Suppose:
import Data.Int (Int64)
data Unknown
class Meh a where
meh :: a -> String
instance Meh Int64 where
meh = show
instance Meh Unknown where
meh _ = "Unknown"
It is obvious that meh can only take either an Int64 or an Unknown.
But we all know that
meh 1
will cause an error (No instance for (Num a0) arising from the literal '1') because 1 is Num a => a and compiler doesn't know which instance of Num it should be.
However, it should (logically) be possible to infer 1 to be an Int64 because it is passed to meh and meh can only take either an Int64 or an Unknown. In other words, it should be possible to calculate the "intersection" of Num and Meh and decide which instance 1 is.
So my question is: Do you know any way (compiler extension, code workaround, anything) that makes it possible to write meh 1 where 1 is correctly inferred to be an Int64 without adding type signatures or adding specialised functions?
When trying your example in GHC 7.8.3
>>> meh 1
I get:
<interactive>:2:1:
No instance for (Meh a0) arising from a use of ‘meh’
The type variable ‘a0’ is ambiguous
Note: there are several potential instances:
instance Meh Unknown -- Defined at Meh.hs:9:10
instance Meh Int64 -- Defined at Meh.hs:7:10
In the expression: meh 1
In an equation for ‘it’: it = meh 1
<interactive>:2:5:
No instance for (Num a0) arising from the literal ‘1’
The type variable ‘a0’ is ambiguous
Note: there are several potential instances:
...
This is because compiler tries to typecheck:
>>> meh (fromInteger (1 :: Integer))
For which you get similar errors:
<interactive>:4:1:
No instance for (Meh a0) arising from a use of ‘meh’

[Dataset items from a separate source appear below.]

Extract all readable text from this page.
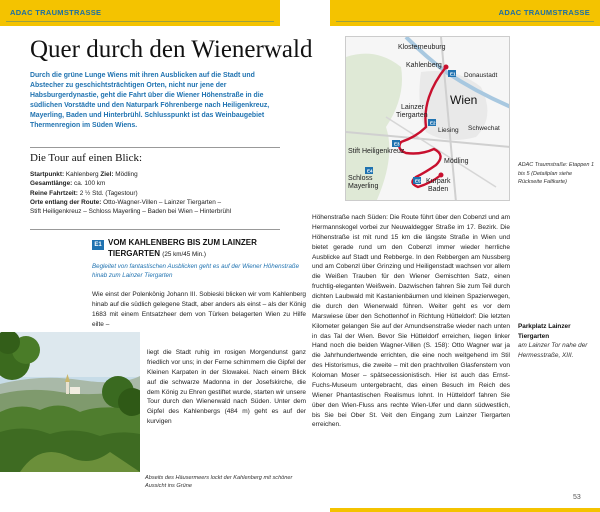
ADAC TRAUMSTRASSE	ADAC TRAUMSTRASSE
Quer durch den Wienerwald
Durch die grüne Lunge Wiens mit ihren Ausblicken auf die Stadt und Abstecher zu geschichtsträchtigen Orten, nicht nur jene der Habsburgerdynastie, geht die Fahrt über die Wiener Höhenstraße in die südlichen Vorstädte und den Naturpark Föhrenberge nach Heiligenkreuz, Mayerling, Baden und Hinterbrühl. Schlusspunkt ist das Weinbaugebiet Thermenregion im Süden Wiens.
Die Tour auf einen Blick:
Startpunkt: Kahlenberg Ziel: Mödling
Gesamtlänge: ca. 100 km
Reine Fahrtzeit: 2 ½ Std. (Tagestour)
Orte entlang der Route: Otto-Wagner-Villen – Lainzer Tiergarten –
Stift Heiligenkreuz – Schloss Mayerling – Baden bei Wien – Hinterbrühl
E1 VOM KAHLENBERG BIS ZUM LAINZER
TIERGARTEN (25 km/45 Min.)
Begleitet von fantastischen Ausblicken geht es auf der Wiener Höhenstraße hinab zum Lainzer Tiergarten
Wie einst der Polenkönig Johann III. Sobieski blicken wir vom Kahlenberg hinab auf die südlich gelegene Stadt, aber anders als einst – als der König 1683 mit einem Entsatzheer dem von Türken belagerten Wien zu Hilfe eilte –
liegt die Stadt ruhig im rosigen Morgendunst ganz friedlich vor uns; in der Ferne schimmern die Gipfel der Kleinen Karpaten in der Slowakei. Nach einem Blick auf die schwarze Madonna in der Josefskirche, die dem König zu Ehren gestiftet wurde, starten wir unsere Tour durch den Wienerwald nach Süden. Unter dem Gipfel des Kahlenbergs (484 m) geht es auf der kurvigen
Abseits des Häusermeers lockt der Kahlenberg mit schöner Aussicht ins Grüne
E1
E2
E3
E4
E5
Klosterneuburg
Kahlenberg
Donaustadt
Wien
Lainzer
Tiergarten
Liesing Schwechat
Stift Heiligenkreuz
Mödling
Schloss
Mayerling
Kurpark
Baden
ADAC Traumstraße: Etappen 1 bis 5 (Detailplan siehe Rückseite Faltkarte)
Höhenstraße nach Süden: Die Route führt über den Cobenzl und am Hermannskogel vorbei zur Neuwaldegger Straße im 17. Bezirk. Die Höhenstraße ist mit rund 15 km die längste Straße in Wien und bietet gerade rund um den Cobenzl immer wieder herrliche Ausblicke auf Stadt und Rebberge. In den Rebbergen am Nussberg und am Cobenzl über Grinzing und Heiligenstadt wachsen vor allem die Weißen Trauben für den Wiener Gemischten Satz, einen fruchtig-eleganten Weißwein. Dazwischen fahren Sie zum Teil durch dichten Laubwald mit Kastanienbäumen und kleinen Spazierwegen, die durch den Wienerwald führen. Weiter geht es vor dem Marswiese über den Schottenhof in Richtung Hütteldorf: Die letzten Kilometer gelangen Sie auf der Amundsenstraße wieder nach unten in das Tal der Wien. Bevor Sie Hütteldorf erreichen, liegen linker Hand noch die beiden Wagner-Villen (S. 158): Otto Wagner war ja die Jahrhundertwende errichten, die eine noch weitgehend im Stil des Historismus, die zweite – mit den prachtvollen Glasfenstern von Koloman Moser – spätsecessionistisch. Hier ist auch das Ernst-Fuchs-Museum untergebracht, das einen Besuch im Reich des Wiener Phantastischen Realismus lohnt. In Hütteldorf fahren Sie über den Wien-Fluss ans rechte Wien-Ufer und dann südwestlich, bis Sie bei Ober St. Veit den Eingang zum Lainzer Tiergarten erreichen.
Parkplatz Lainzer Tiergarten
am Lainzer Tor nahe der Hermesstraße, XIII.
53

The type variable ‘a0’ is ambiguous
Note: there are several potential instances:
instance Meh Unknown -- Defined at Meh.hs:9:10
instance Meh Int64 -- Defined at Meh.hs:7:10
In the expression: meh (fromInteger (1 :: Integer))
In an equation for ‘it’: it = meh (fromInteger (1 :: Integer))
<interactive>:4:6:
No instance for (Num a0) arising from a use of ‘fromInteger’
The type variable ‘a0’ is ambiguous
Note: there are several potential instances:
Type-classes are open. No-one restricts someone else defining:
newtype MyInt = MyInt Int deriving (Num)
instance Meh MyInt where
meh = ...
Then even in your example meh 1 can be resolved to (meh :: Int64 -> String) 1, generally it can't. Arguments like "but based on the Meh instances visible in the scope" doesn't really work in Haskell, as instances are global.
If you define data (which is closed), then using {-# LANGUAGE OverloadedStrings #-} you could do:
data Meh = MehInt Int64 | MehString String
instance IsString Meh where
fromString = MehString
Then
"foo" :: Meh
will compile, as GHC "will see"
fromString "foo" :: Meh
Similarly you can define incomplete Num instance, with only fromInteger defined. Yet I personally dislike incomplete instances, though this case is handy when defining eDSLs.